A minha poesia, à época, era recheada de ecos e silêncios que, apesar de eu ter achado muito astutos até então, hoje em dia eles parecem ter mudado o significado. Gosto dos cadernos porque eles nos acompanham mesmo que seus escritos, não. E também porque a voz permanece a mesma. A caligrafia muda. É interessante observar o movimento e ler aquelas coisas em voz alta, coisas que às vezes são obras primas e em outras, são ridículas.

Costumo achar que, antigamente, eu escrevia melhor. Não melhor, mas de forma mais pura e mais intimista, com menos refinamento e mais originalidade. Acho que é balela. Em 2019, eu ainda não tinha feito da poesia um modo de viver, apenas o mantinha como desabafo. Isto é, apesar de ser uma autora publicada desde já. As minhas contradições começam na raiz. Mas a verdade é que eu escrevia com o coração, era uma mulher desprovida de referências, alguém adentrando um campo de girassóis sem conhecer Orides Fontela, por exemplo.

Acabo pensando que as falhas sempre vão e vêm, que estamos destinados a escrever e a criticar. Eu vejo muito isso em Sylvia Plath, uma grande poeta que, em seus diários, revelava uma insegurança que transbordava.

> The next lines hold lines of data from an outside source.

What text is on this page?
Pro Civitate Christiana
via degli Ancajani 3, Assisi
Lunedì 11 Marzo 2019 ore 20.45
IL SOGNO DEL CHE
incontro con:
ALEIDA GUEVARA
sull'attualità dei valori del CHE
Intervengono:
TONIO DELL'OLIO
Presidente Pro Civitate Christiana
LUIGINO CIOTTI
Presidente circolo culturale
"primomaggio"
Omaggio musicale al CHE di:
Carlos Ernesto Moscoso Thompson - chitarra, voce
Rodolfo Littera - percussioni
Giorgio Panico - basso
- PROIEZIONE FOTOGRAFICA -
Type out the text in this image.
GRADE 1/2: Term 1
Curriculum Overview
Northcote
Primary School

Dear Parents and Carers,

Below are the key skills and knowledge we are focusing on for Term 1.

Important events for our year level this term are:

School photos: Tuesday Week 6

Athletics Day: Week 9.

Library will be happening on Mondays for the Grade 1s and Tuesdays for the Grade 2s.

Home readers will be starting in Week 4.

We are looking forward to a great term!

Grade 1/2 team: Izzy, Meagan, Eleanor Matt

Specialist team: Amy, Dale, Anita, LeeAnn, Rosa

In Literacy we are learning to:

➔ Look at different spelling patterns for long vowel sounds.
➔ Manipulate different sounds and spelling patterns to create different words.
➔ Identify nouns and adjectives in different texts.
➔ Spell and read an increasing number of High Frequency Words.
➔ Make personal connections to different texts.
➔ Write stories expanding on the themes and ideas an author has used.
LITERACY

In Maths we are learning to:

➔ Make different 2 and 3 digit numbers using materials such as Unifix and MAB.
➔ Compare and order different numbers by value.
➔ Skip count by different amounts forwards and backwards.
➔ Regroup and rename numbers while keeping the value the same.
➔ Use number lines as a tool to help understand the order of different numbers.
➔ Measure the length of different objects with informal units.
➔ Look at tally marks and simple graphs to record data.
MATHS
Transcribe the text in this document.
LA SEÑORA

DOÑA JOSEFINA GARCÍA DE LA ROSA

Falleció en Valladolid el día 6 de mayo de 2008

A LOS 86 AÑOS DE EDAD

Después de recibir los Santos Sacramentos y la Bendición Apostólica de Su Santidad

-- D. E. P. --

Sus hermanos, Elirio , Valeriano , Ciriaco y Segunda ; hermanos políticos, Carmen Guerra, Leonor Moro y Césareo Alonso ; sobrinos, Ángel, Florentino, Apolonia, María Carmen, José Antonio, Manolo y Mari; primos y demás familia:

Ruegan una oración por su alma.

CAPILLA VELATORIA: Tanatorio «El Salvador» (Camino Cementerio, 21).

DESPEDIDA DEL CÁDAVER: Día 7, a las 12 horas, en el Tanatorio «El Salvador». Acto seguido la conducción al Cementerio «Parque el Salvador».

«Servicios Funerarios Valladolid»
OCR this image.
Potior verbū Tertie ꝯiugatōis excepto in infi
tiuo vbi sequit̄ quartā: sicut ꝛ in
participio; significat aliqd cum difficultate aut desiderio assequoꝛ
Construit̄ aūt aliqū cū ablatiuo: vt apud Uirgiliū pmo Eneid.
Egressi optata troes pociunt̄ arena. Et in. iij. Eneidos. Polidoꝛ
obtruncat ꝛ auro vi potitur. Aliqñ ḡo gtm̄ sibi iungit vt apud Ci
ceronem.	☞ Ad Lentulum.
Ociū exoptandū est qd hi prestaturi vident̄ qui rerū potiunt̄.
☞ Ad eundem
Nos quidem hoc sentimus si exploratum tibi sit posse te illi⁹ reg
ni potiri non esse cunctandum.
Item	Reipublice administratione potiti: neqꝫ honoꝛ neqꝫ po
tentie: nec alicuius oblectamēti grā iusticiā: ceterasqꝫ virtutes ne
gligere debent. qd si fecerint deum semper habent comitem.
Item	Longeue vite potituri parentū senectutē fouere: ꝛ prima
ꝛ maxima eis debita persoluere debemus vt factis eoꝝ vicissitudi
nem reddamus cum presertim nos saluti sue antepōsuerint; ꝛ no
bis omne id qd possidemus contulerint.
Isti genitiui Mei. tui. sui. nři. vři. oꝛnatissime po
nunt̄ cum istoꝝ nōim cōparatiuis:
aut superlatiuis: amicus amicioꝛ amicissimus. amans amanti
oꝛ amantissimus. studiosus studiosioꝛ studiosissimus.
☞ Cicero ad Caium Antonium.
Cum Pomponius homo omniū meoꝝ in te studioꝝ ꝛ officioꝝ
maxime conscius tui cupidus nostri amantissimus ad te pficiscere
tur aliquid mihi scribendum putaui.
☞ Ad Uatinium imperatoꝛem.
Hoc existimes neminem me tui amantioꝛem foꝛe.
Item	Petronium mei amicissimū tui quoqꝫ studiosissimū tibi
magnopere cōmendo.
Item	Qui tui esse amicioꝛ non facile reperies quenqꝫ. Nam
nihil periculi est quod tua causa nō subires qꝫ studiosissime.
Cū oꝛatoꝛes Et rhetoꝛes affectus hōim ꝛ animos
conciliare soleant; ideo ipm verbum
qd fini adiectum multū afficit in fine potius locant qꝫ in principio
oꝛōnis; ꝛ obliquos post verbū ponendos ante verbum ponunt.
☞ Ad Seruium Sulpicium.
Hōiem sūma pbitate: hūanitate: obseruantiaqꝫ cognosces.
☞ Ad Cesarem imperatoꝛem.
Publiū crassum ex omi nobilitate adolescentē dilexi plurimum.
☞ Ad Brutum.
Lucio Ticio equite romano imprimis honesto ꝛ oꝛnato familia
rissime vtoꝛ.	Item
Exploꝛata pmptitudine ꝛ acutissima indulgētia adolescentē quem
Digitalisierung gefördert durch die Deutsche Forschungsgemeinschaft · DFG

Hoje, acho que escrevo bem, e quero revisar os poemas malditos-simbolistas da Laura de cabelos cor de vinho tinto (sim, eu tinha os cabelos dessa cor) com os olhos ácidos de quem leu Maya Angelou, Sophia de Mello Breyner Andersen, Clarice Lispector e Matilde Campilho. Mas, ao mesmo tempo, como quem sente falta de fazer anotações como se estivesse montada num cavalo prestes a cair. Como se eu fosse Amy Winehouse com menos de um quinto de seu talento enquanto escrevia Back to Black, mais precisamente.

Fiz uma pequena seleção com base nos que mais me chamaram a atenção, e aí está. Voa, poema!

GÉLIDO (7/7/2019)

O vento se esgueira, uivando

dias que parecem durar

a eternidade, nuvens brancas

cor da paz? Silêncio

sem pombas

ao céu

.

o vento gélido conduz

pequenos lapsos bucólicos invernais

cheiro de grama

gosma infértil

.

a menina sardenta

sai de dentro do armário

amanhece, pequenos flocos

do céu

que caem, devo apanhá-los

aos poucos

SEM TÍTULO (14/7/2019)

Viajo

Milhares de milhas

verde à minha frente

tempo que se passou

uma lâmpada para ser rebobinada

que percorre os vincos do cérebro

tortura

aos poucos

neurose da atualidade

ÁGUA VIVA (7/8/2019, com edição do Rafael Tahan)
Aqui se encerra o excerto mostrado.